In [None]:
import pandas as pd
import numpy as np
import json
from sklearn.model_selection import train_test_split
from sklearn.feature_extraction.text import CountVectorizer, TfidfTransformer, TfidfVectorizer
from sklearn import svm
from sklearn.tree import DecisionTreeClassifier
from sklearn.naive_bayes import GaussianNB
from sklearn.linear_model import LogisticRegression
from sklearn.metrics import f1_score
from sklearn.model_selection import GridSearchCV
import random
import pickle

In [None]:
# Use path to file here...I like absolute path to minimize errors
file = "/home/nyangweso/Desktop/Ds_1/Machine-Learning-Projects/Comment_Classifier/data/Books_small_10000.json"

We use classes to store the details and help make the code look cleaner

In [None]:
# A C like enum class
class Sentiment:
    NEG = "NEGATIVE"
    NEUTRAL = "NEUTRAL"
    POS = "POSITIVE"

In [None]:
class Review:
    def __init__(self, comment, rating) -> None:
        self.comment = comment
        self.rating = rating
        self.sentiment = self.get_sentiment()
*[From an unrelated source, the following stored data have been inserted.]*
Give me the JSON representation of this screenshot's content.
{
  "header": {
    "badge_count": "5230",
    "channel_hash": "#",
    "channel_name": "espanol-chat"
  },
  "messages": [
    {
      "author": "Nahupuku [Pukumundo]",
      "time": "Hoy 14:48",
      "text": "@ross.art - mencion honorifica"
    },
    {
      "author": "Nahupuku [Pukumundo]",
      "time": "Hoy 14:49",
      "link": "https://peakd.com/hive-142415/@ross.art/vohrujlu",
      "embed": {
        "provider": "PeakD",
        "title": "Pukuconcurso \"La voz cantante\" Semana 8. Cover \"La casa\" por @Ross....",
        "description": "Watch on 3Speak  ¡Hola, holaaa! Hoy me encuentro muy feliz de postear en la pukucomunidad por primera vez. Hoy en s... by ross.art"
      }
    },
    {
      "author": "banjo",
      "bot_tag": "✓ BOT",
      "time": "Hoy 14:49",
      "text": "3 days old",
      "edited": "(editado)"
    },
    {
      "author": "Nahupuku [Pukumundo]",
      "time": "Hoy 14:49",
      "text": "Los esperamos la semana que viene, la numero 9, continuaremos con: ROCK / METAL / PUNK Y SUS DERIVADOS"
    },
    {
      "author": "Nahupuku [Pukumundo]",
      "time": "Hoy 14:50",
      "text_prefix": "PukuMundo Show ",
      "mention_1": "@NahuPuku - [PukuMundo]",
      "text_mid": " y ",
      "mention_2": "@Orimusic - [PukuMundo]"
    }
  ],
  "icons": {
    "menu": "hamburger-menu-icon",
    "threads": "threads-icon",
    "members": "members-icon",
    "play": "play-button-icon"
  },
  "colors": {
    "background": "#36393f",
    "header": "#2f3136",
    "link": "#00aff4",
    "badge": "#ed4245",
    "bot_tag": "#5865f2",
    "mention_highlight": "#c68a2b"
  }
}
    def get_sentiment(self):
        if self.rating <= 2:
            return Sentiment.NEG
        elif self.rating == 3:
            return Sentiment.NEUTRAL
        else:
            return Sentiment.POS

    def __repr__(self) -> str:
        pass


In [None]:
class ReviewContainer:
    def __init__(self, reviews) -> None:
        self.reviews = reviews

    def get_text(self):
        return [a.comment for a in self.reviews]

    def get_sentiment(self):
        return [a.sentiment for a in self.reviews]

    def evenly_distribute(self):
        negative = list(filter(lambda x: x.sentiment ==
                        Sentiment.NEG, self.reviews))
        positive = list(filter(lambda x: x.sentiment ==
                        Sentiment.POS, self.reviews))
        positive_shrunk = positive[: len(negative)]

        self.reviews = negative + positive_shrunk
        random.shuffle(self.reviews)

        print(len(negative), len(positive_shrunk))


In [None]:
reviews = []
with open(file) as f:
    for line in f:
        data = json.loads(line)
        reviews.append(Review(data["reviewText"], data["overall"]))


In [None]:
# to access a single comment and rating, and its sentiment
n = 68
print(
    f"{reviews[n].comment} \nRating = {reviews[n].rating} \nRating is {reviews[n].sentiment}"
)


#### Preparing Data

In [None]:
training, test = train_test_split(reviews, test_size=0.33, random_state=42)

In [None]:
train_cont = ReviewContainer(training)
test_cont = ReviewContainer(test)

In [None]:
len(test) / len(reviews)

In [None]:
train_cont.evenly_distribute()
test_cont.evenly_distribute()


# Training models
train_x = train_cont.get_text()
train_y = train_cont.get_sentiment()


# Test models
test_x = test_cont.get_text()
test_y = test_cont.get_sentiment()

In [None]:
print(train_y.count(Sentiment.POS), train_y.count(Sentiment.NEG))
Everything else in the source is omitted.